Buprenorphine’s properties, including low molecular weight, high lipophilicity, and high potency, influence its perceived effects. Potency, the measure of the concentration or quantity of the substance necessary to achieve a predetermined outcome [38], differs depending on the formulation [39]. A value of ten-fold greater than morphine is generally accepted for pharmacoepidemiological research [40]. The drug has a wide tissue distribution and a peak plasma concentration at ninety minutes [9]. Buprenorphine is 96% protein bound after absorption [11]. Oral absorption is considered to be poor because of first-pass metabolism [11]. Transdermal absorption is limited, but there are formulations designed to be more effective. Sublingual administration is considered effective as well [11]. Some studies consider buccal formulations to be the most efficient and have the highest non-intravenous bioavailability [11]. The formulations available for the management of pain show the anticipated routes of administration effects, with parental forms producing the most rapid onset and transdermal forms producing the longest effects [41].
In healthy patients taking buprenorphine/naloxone tablets, they have a peak plasma concentration (Tmax) of 0.75–1.0 h for buprenorphine and 0.5 h for naloxone, demonstrating rapid absorption. Norbuprenorphine plasma concentrations peaked at a Tmax of 1–1.75 h after the buprenorphine/naloxone tablet administration. The plasma terminal half-life (t1/2) was 22–39 h for buprenorphine, 32–44 h for norbuprenorphine, and 1.4–10 for naloxone.
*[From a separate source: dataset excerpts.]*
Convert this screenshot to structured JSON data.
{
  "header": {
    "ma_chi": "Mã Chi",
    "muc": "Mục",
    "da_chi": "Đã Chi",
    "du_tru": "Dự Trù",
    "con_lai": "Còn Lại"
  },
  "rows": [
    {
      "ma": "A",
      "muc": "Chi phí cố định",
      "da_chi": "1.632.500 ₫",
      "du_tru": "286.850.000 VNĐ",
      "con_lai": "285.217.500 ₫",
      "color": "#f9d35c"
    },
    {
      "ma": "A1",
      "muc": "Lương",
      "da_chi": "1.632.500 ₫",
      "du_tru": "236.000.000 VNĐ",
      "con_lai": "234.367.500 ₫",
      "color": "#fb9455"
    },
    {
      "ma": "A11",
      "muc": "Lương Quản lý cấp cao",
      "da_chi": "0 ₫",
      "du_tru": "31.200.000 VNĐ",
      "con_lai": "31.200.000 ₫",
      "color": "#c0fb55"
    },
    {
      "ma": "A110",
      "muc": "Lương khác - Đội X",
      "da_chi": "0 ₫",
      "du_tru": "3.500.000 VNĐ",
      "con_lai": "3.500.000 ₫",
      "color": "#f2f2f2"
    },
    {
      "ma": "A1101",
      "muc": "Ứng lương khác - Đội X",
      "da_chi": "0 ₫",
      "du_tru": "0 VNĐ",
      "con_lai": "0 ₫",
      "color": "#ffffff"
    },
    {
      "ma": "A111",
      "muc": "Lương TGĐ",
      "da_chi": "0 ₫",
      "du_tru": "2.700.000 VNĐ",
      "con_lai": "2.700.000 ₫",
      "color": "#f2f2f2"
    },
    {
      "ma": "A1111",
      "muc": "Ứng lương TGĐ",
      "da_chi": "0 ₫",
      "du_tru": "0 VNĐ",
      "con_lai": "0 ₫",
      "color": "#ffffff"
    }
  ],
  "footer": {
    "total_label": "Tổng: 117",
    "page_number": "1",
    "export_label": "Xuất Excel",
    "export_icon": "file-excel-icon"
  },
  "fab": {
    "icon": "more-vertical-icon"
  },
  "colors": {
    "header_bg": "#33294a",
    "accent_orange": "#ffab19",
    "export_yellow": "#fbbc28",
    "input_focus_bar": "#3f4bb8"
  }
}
Patients who were in withdrawal treatment for opioid dependence had a median Tmax of 0.75–1 h for buprenorphine, a median Tmax of 0.75–1 h for norbuprenorphine, and a median Tmax of 0.5–0.75 [42]. In patients with a history of drug addiction but were drug free at the time of the study, buprenorphine with sublingual and buccal routes had a 51.4% and 27.8% bioavailability, respectively [43].
The half-life is dependent on the method of administration, with 2 h for intravenous, 26 h for the transdermal patch, 28 h for the buccal film, and 37 h for the sublingual tablet [44]. Terminal elimination half-lives were longer for the sublingual and buccal routes of administration than the intravenous route, which may be due to a depot effect from buprenorphine collected in the oral mucosa tissue reservoirs. The time until the maximum concentration occurs was between 0.5 and 3 h sublingually and after 20 min intravenously [10]. Norbuprenorphine had mean peak plasma concentrations that vary by individual and route of administration in healthy patients [10][43]. Intravenous administration of buprenorphine has a 100% bioavailability, buccal has 46–65%, sublingual has 28–51%, and transdermal has 15% [11]. Buprenorphine as a tablet has a bioavailability that is 50–60% that of a buprenorphine solution [45][46]. Intranasal buprenorphine is 50% bioavailable in humans in a polyethylene glycol 300 and 5% dextrose vehicle, with a maximum concentration at 30 min [47]. Buprenorphine’s intranasal bioavailability was 70% with a polyethylene glycol 300 vehicle and 89% with a dextrose vehicle in sheep [47]. The half-life in rats following intravenous administration (2.8 h, [32]) was very similar to humans.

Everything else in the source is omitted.